Ein Goldfund auf dem Gebiet seiner Privatkolonie sollte sein Leben völlig umkrempeln. 1848 baute der Schreiner James W. Marshall im Auftrag von Sutter eine Sägemühle am Südarm des American River. Dabei fand er im Fluss ein großes Nugget und brachte es zu Sutter. Der war sich der Brisanz dieser Entdeckung bewusst und versuchte, sie geheim zu halten. Vergeblich. Schnell verbreitete sich die Nachricht vom Goldfund im Sacramento-Tal. Jeder wollte Gold finden. Sutter: "Meine Arbeiter liefen davon, erst in kleinen Gruppen, dann verließen mich alle, vom Schreiber bis zum Koch, und ich steckte jetzt in großen Schwierigkeiten." Die Ernte konnte nicht mehr eingebracht werden, halbfertige Produkte verdarben.
Der kalifornische Goldrausch begann, die Medien berichteten von sagenhaften Goldfunden. Es folgte eine riesige Einwanderungswelle in das neue El Dorado - allein 1849 wurden 100 000 Neuankömmlinge gezählt, viele ließen sich auf Sutters Ländereien nieder. Die Goldsucher kamen aus der ganzen Welt. Viele riskierten ihr Leben, nur um rasch nach Kalifornien zu gelangen. Das Hafendorf San Francisco, das auf Sutters Boden stand, explodierte zur Boomtown. Von dort aus zogen die Goldsucher an den Fluss Sacramento.

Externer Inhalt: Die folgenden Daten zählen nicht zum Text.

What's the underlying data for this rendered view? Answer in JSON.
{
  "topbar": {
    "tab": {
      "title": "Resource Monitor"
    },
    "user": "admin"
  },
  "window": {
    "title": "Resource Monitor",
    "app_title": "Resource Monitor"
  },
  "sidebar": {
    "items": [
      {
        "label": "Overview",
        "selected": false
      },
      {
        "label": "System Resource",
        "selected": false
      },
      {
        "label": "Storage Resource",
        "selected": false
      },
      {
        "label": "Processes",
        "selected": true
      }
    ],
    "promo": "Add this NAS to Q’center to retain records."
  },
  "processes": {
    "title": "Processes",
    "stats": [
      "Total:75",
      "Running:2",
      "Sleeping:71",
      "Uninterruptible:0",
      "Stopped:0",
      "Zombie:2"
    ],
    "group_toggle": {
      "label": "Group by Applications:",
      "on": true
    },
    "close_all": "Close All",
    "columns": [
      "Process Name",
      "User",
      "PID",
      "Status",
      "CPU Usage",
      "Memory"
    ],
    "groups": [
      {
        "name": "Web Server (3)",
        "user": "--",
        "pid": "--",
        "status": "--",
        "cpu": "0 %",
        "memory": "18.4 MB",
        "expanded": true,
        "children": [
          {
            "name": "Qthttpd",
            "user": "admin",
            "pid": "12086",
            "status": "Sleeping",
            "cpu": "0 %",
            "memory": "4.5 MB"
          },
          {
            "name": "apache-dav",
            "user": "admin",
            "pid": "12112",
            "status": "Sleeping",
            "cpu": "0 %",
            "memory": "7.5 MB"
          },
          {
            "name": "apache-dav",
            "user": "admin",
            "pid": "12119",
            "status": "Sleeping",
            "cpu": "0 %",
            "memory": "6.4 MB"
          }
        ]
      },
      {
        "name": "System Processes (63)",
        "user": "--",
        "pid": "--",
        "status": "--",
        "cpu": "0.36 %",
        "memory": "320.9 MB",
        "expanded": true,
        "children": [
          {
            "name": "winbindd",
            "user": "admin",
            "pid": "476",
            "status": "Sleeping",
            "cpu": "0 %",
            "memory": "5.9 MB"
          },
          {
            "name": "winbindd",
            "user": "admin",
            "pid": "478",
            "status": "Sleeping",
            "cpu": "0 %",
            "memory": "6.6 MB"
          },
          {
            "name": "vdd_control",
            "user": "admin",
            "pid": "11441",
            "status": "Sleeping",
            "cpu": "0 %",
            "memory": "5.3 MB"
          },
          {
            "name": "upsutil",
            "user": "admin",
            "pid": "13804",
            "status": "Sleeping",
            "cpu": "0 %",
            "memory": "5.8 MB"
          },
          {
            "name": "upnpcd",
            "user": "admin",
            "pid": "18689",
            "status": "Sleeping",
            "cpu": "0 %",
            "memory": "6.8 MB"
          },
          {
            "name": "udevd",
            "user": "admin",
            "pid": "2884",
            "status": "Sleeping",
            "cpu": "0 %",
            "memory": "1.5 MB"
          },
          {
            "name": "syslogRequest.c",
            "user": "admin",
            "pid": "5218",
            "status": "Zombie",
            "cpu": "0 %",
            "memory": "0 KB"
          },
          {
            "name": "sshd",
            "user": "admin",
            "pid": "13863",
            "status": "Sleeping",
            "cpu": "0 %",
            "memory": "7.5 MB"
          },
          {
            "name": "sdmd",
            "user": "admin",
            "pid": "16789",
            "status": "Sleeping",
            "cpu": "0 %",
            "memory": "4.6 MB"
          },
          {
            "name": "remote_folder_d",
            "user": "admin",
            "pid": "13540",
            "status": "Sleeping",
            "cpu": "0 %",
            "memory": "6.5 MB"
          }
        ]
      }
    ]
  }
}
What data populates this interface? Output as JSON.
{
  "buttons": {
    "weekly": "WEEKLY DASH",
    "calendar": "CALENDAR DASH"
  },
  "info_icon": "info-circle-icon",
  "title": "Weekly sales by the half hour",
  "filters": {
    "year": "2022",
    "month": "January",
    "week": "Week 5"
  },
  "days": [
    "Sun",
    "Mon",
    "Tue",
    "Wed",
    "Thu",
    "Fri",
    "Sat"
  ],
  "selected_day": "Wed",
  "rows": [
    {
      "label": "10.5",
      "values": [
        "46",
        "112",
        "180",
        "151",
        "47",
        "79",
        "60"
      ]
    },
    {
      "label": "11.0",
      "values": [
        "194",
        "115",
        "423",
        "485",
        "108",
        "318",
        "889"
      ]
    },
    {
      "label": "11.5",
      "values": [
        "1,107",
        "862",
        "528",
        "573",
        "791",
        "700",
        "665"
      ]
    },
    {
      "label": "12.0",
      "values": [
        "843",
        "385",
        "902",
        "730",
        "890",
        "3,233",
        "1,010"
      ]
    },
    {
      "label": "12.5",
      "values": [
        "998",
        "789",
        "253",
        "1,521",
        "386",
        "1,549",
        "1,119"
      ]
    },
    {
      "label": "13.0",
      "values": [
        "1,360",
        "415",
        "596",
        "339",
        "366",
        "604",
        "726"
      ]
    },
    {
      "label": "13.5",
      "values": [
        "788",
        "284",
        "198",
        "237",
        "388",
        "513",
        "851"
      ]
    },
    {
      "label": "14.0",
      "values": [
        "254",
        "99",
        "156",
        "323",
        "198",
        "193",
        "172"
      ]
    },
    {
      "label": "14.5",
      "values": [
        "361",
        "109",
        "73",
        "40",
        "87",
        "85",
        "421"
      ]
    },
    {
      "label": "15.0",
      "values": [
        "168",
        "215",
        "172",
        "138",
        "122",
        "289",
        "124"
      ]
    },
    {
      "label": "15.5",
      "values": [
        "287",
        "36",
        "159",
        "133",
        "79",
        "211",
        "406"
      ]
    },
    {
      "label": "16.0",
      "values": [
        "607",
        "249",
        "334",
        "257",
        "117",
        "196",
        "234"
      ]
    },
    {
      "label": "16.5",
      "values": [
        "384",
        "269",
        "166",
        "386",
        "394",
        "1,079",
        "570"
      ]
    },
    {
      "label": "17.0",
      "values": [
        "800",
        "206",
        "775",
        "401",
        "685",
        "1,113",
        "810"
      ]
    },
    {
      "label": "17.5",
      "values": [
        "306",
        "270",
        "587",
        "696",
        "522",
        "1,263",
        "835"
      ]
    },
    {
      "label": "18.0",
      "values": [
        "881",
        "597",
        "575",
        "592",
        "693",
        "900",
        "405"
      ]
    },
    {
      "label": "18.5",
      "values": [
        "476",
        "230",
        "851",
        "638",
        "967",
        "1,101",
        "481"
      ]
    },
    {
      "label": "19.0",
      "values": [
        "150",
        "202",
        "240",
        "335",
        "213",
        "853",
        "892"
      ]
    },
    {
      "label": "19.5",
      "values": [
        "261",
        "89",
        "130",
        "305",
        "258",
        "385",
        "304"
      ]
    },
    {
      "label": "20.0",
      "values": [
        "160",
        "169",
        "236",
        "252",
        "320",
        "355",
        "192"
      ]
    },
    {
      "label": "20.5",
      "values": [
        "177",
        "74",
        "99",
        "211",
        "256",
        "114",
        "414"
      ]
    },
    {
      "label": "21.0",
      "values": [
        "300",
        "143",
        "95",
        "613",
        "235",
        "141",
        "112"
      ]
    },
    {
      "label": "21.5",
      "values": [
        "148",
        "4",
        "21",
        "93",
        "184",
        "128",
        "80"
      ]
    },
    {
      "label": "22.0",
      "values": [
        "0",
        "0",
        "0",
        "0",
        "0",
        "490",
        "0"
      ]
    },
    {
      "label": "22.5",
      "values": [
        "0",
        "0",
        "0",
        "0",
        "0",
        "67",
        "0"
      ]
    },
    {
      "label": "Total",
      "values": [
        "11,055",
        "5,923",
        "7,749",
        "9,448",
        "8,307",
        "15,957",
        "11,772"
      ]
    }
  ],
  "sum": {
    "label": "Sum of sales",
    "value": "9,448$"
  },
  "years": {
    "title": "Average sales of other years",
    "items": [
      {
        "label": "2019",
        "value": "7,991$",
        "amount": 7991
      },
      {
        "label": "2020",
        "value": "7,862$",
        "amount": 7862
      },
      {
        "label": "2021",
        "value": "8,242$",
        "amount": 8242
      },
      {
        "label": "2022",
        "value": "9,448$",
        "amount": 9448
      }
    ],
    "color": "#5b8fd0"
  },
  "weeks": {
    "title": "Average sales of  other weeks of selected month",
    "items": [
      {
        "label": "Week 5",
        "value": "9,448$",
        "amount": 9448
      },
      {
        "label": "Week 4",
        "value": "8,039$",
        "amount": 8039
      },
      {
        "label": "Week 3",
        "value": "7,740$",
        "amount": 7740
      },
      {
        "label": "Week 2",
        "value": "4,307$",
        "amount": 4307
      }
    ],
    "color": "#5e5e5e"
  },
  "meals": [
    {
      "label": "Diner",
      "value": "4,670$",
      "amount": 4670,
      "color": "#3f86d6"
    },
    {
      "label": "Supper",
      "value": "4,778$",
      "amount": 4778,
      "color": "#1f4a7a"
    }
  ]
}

"Durch die wogende Einsamkeit der Prärie wühlen sich die langen Wagenkolonnen der Westwanderer: Tausende, Zehntausende, die nach Kalifornien streben", schrieb der Historiker Bernhard R. Bachmann. "Was wissen diese Horden schon von Sutters verbrieften Rechten? Was schert sie sein altmodisches Bauernparadies? Sie schlagen ihre Zelt- und Hüttensiedlungen auf seinen Feldern, in seinen Hainen auf. Rücksichtslos hacken sie die Fruchtbäume um, nehmen die Bretter der Sägewerke, schlachten sein Vieh und nisten sich in den verlassenen Farmen ein. Gold ist das einzige Gesetz, das die Menschen anerkennen." Die Goldsucher der ersten Stunde konnten in den Flüssen und Minen tatsächlich Nuggets finden. An einem Tag konnten sie etwa zwanzigmal so viel verdienen wie ein Arbeiter an der Ostküste. Oft verdienten die Digger mit sechs Monaten harter Arbeit dasselbe wie in sechs Jahren normaler Arbeit. 1851 betrug die Goldproduktion rund 77 Tonnen - der Wert überstieg den damaligen amerikanischen Bundeshaushalt!
Glücksritter und Chaos
Recht und Ordnung brachen völlig zusammen. Es gab keine Polizei, keine Gefängnisse. Brutalität und Verbrechen waren an der Tagesordnung, Bürgerwehren formierten sich, jedermann trug im Halfter einen Coltrevolver. Schankwirte, Geldverleiher, Revolverhelden und geldgierige Händler ließen sich nieder. Selbst die Soldaten, die man in das Gebiet gesandt hatte, um dem Chaos Herr zu werden, desertierten und suchten nach Gold. Doch nur wenige Digger machten ein Vermögen. Schnell waren die guten Claims besetzt oder ausgebeutet. Reich wurden Händler und Geschäftsleute. Geld wurde mit einem Zinssatz von fünf Prozent pro Woche verliehen. Die Preise für Goldgräberausrüstungen verzehnfachten sich.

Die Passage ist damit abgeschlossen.